In developing PBOM, Ziv claims that Ox undertook “extensive” research on the root causes of more than 70 attacks from the past year. PBOM was designed to contain information that might’ve prevented the attacks had it been readily available at the time, he says, and to be shared with stakeholders so that they can verify that the software they’re using is derived from a trusted, secure build.
Ox’s platform, leveraging PBOM, integrates with existing software development tools and infrastructure to record actions affecting software throughout the development lifecycle. It connects to an organization’s code repository and performs a scan of the environment from “code to cloud,” producing a map of detectable assets, apps and pipelines.
Ox also attempts to identify which security tools are in use, verify that they’re operational, and determine if additional tools are needed. Then, the platform highlights any security issues it found, prioritized by their business impact alongside automated fixes and recommendations.
“Most IT departments are understaffed, lack visibility and are struggling to prioritize security projects across engineering and DevOps. This results in ‘shadow dev’ and DevOps — where software development tools and processes are outside of the control and ownership of the security teams,” Ziv continued. “There is also a severe lack of automation that results in manual work and causes a high attrition rate for people in these roles. The Ox platform solves these issues by providing continuous visibility, prioritizing risks, automating manual workflows and securing the posture of [software development] elements like GitLab, Jenkins, artifact registry and production.”
PBOM is — at least at present — a voluntary spec. And Ox competes with vendors like Legit Security, Cycode, and Apiiro, the last of which Palo Alto Networks is reportedly close to acquiring for $550 million. But Ziv asserts that OX is gaining mindshare, pointing to the startup’s client base of just over 30 brands.

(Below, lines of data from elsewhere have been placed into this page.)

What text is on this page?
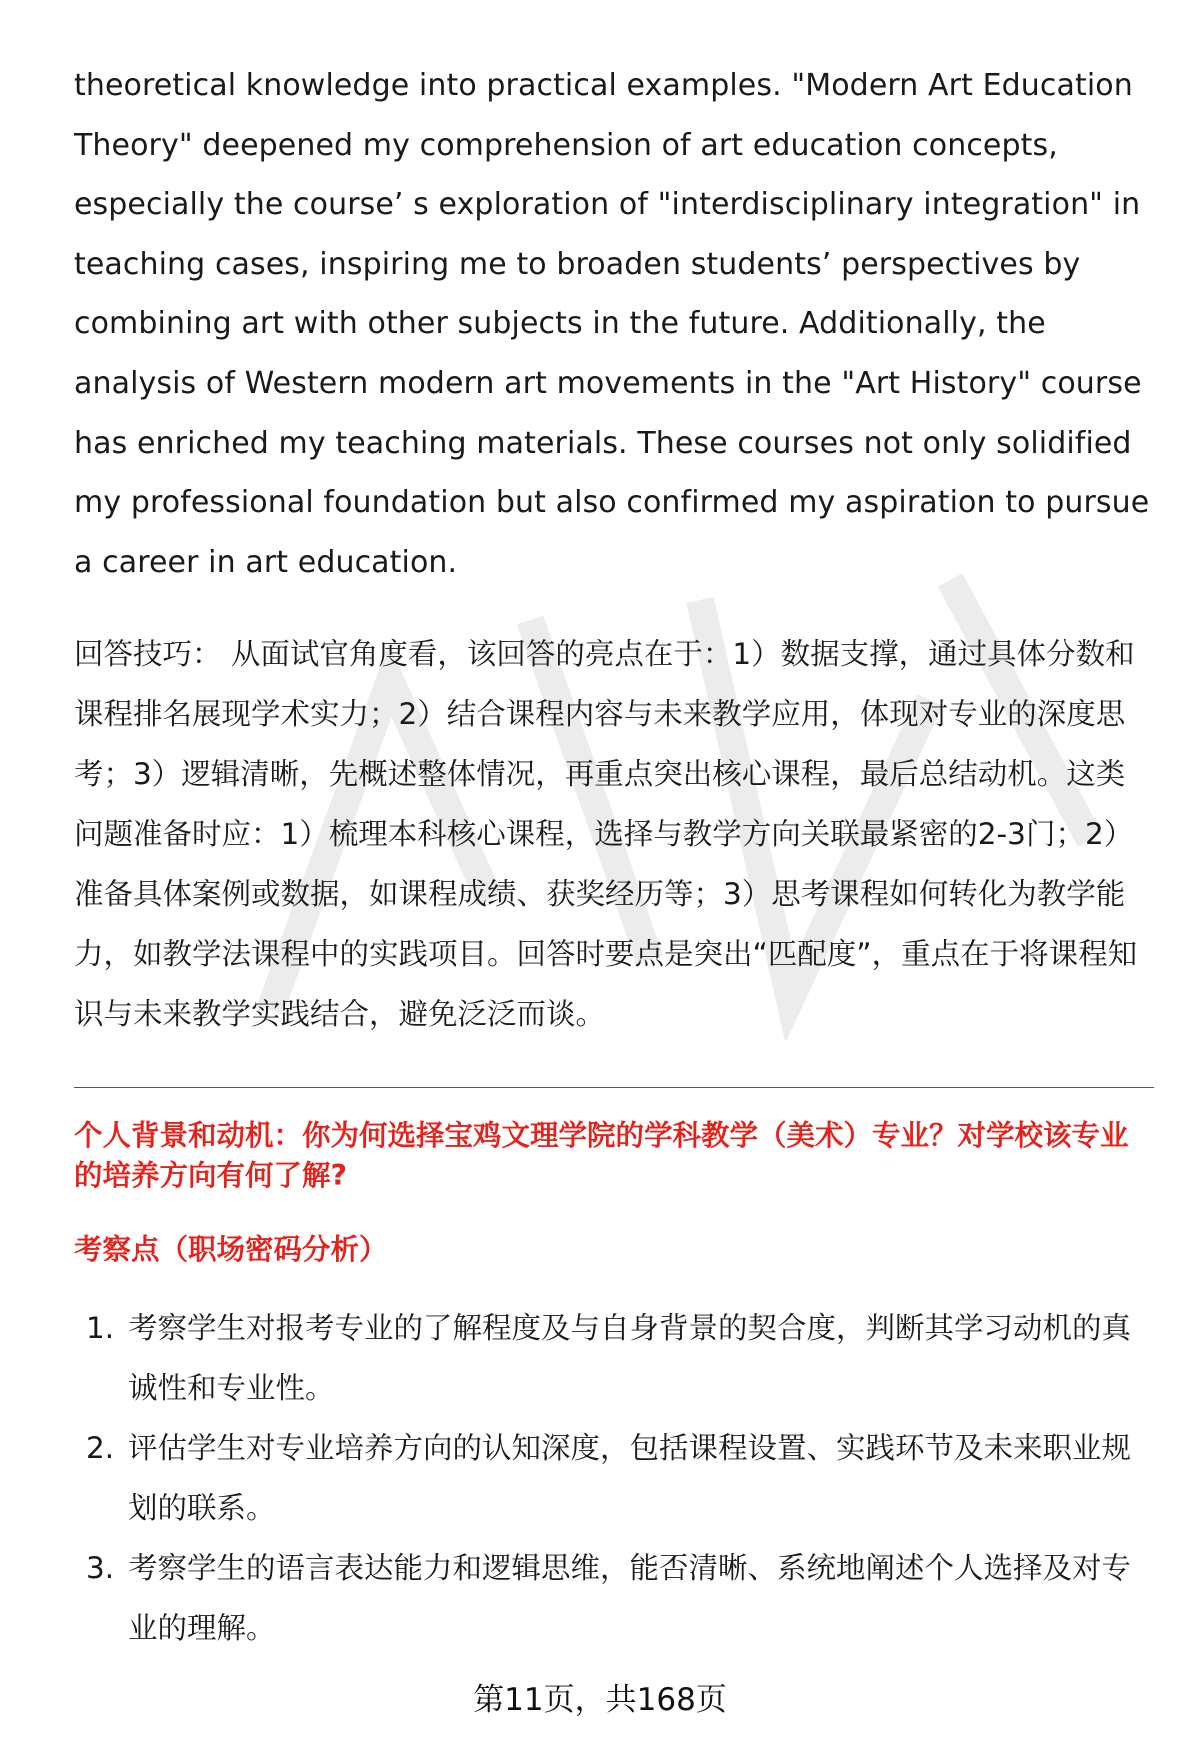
theoretical knowledge into practical examples. "Modern Art Education Theory" deepened my comprehension of art education concepts, especially the course’ s exploration of "interdisciplinary integration" in teaching cases, inspiring me to broaden students’ perspectives by combining art with other subjects in the future. Additionally, the analysis of Western modern art movements in the "Art History" course has enriched my teaching materials. These courses not only solidified my professional foundation but also confirmed my aspiration to pursue a career in art education.

回答技巧： 从面试官角度看，该回答的亮点在于：1）数据支撑，通过具体分数和课程排名展现学术实力；2）结合课程内容与未来教学应用，体现对专业的深度思考；3）逻辑清晰，先概述整体情况，再重点突出核心课程，最后总结动机。这类问题准备时应：1）梳理本科核心课程，选择与教学方向关联最紧密的2-3门；2）准备具体案例或数据，如课程成绩、获奖经历等；3）思考课程如何转化为教学能力，如教学法课程中的实践项目。回答时要点是突出“匹配度”，重点在于将课程知识与未来教学实践结合，避免泛泛而谈。

个人背景和动机：你为何选择宝鸡文理学院的学科教学（美术）专业？对学校该专业的培养方向有何了解?
考察点（职场密码分析）
1. 考察学生对报考专业的了解程度及与自身背景的契合度，判断其学习动机的真诚性和专业性。
2. 评估学生对专业培养方向的认知深度，包括课程设置、实践环节及未来职业规划的联系。
3. 考察学生的语言表达能力和逻辑思维，能否清晰、系统地阐述个人选择及对专业的理解。
第11页，共168页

“We are fully focused on building the company and scaling the number of customers we serve. So far we only see an increase in demand due to the increasing number of attacks,” Ziv said. “If you look at previous downturns, there were very successful companies that got started in each one of them. So we try to obsess about solving the security risk, rather than what could happen with the market. We are going on this journey with strong partners who want to see this vision come to life.”
Added M12 managing partner Mony Hassid in an emailed statement: “Supply chain attacks are on the rise, and the attack surface is growing. When it comes to software security and integrity, you have to look beyond which components were used and consider the overall security posture throughout the development process. Ox is pioneering a standard that will be transformative for supply chain security. We’re proud to work with OX to improve software security.”
With the proceeds from the seed round, Ox plans to double its 30-employee headcount by the end of 2023.